一般に傘の先と呼ばれがちな部分を「石突き」(いしづき)と呼びますが、先端恐怖症という訳でもなかった私があの日以来「石突き」、特に金属製の「石突き」が苦手になった話です。

およそ20年ほど前、梅雨時ということもあって豪雨が1週間ほど続いたある夜

その日は朝から土砂降りの雨が1日中降り続き、時々雷も鳴り響く空模様で、スーパーの特売日でもなかったこともあり、1日中外出することもなく、アパートの一室に住む私は自宅でのんびりとしていました。

豪雨災害による交通への影響で翌日も職場が休みになったこともあり、午後11時半頃に遅めの夕食を終えた矢先に、

「ピンポーン」

とドアのチャイムが鳴り響きました。

特に知人が来る予定もなく、夜間の宅配配達かと思った私は、ドアスコープからドアの外を見ました。いつもは共有部分のアパートの通路は電灯が点いているのですが、その日は一切点いていない上に豪雨の深夜であるためか、ドアから見えるはずの通路の手すり部分すらも見えぬほどの闇に真っ暗な闇に包まれており、誰もドアの前に立っているようには見えませんでした。

こんな夜中にイタズラだろうかと思った矢先に

「ピンポーン」

と再びドアチャイムが鳴り響きました。

ドアスコープから未だに人が見えずに、こんな夜中に一体誰だろうと思いながら私はドアチェーンを外さないままドアを開けました。開けたドアの隙間の闇から、いきなり金属製の何かが凄い勢いで飛び込んできました。

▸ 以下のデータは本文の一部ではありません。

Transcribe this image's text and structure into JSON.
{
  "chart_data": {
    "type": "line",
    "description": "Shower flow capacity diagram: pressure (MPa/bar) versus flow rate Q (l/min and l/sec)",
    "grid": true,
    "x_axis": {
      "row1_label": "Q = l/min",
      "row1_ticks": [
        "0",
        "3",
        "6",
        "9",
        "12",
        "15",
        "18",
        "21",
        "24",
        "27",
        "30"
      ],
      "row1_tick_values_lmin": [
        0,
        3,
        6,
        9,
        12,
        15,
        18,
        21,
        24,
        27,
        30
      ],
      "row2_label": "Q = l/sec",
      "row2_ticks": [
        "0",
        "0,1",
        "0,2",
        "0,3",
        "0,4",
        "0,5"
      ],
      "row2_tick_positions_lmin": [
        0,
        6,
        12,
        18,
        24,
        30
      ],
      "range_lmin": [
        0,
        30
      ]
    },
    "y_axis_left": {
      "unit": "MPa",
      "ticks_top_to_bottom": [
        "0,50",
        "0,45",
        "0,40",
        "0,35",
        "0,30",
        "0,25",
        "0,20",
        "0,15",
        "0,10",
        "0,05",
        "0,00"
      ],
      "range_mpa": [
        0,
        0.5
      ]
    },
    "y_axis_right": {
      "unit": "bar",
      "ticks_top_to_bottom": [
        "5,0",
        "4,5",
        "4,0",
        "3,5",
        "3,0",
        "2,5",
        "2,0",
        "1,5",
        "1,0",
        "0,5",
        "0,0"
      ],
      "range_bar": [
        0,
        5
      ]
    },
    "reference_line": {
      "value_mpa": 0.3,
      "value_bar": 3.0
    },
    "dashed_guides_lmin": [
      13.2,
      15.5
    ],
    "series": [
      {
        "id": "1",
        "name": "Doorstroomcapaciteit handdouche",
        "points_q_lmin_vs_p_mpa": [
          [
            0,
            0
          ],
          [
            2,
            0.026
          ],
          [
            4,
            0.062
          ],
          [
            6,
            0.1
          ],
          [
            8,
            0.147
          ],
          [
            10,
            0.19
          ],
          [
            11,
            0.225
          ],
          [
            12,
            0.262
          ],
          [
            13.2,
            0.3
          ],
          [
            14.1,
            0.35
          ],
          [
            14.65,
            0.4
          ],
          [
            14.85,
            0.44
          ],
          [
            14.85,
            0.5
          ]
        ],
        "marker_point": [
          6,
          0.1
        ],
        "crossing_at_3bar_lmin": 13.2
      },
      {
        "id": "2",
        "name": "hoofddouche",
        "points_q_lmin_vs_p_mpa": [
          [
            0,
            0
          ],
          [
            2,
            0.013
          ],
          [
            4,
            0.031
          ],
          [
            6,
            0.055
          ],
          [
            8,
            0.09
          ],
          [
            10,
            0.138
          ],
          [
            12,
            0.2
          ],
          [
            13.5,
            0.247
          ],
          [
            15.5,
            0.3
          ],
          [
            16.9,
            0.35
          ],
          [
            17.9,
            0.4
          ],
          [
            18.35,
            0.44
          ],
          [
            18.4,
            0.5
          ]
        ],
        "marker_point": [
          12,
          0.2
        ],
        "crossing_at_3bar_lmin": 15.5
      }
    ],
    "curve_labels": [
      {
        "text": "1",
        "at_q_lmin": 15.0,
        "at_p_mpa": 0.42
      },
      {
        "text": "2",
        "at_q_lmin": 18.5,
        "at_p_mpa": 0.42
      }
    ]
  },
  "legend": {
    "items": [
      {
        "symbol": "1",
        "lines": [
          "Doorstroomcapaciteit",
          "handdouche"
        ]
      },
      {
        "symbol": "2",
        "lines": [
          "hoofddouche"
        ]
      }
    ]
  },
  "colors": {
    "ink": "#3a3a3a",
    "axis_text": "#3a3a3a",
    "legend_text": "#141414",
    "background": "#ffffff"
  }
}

運動神経に自信のあった私は何とか避けることができましたが、一歩遅かったら大怪我か失明していたでしょう。奇襲を避けて尻餅をついた私の目に入ったのは、ドアの隙間の闇から突っ込まれた傘で金属製の何かはその傘の石突きだったようです。

奇襲を失敗してすぐに傘はドアの外へ引っ込んですぐ

「ダダダダダダダッ!」

と走り去る音が聞こえてきました。

その後、警察に通報したものの、結局犯人は見つからず、他の住人の目撃談もないこともあり、迷宮入りとなりました。ついでにいうと犯人の正体の謎に加えて、もう一つの謎が残りました。

事件当日は間違いなく通路の電灯は全て消えていたのですが、あとで冷静に考えると、それにしては人影や通路のフェンスも分からないほどの闇は暗すぎだったと思います。ドアスコープから部屋を除きこむ犯人の黒目が見えていたにしても、そうでないにしてもゾッとしてしまいます。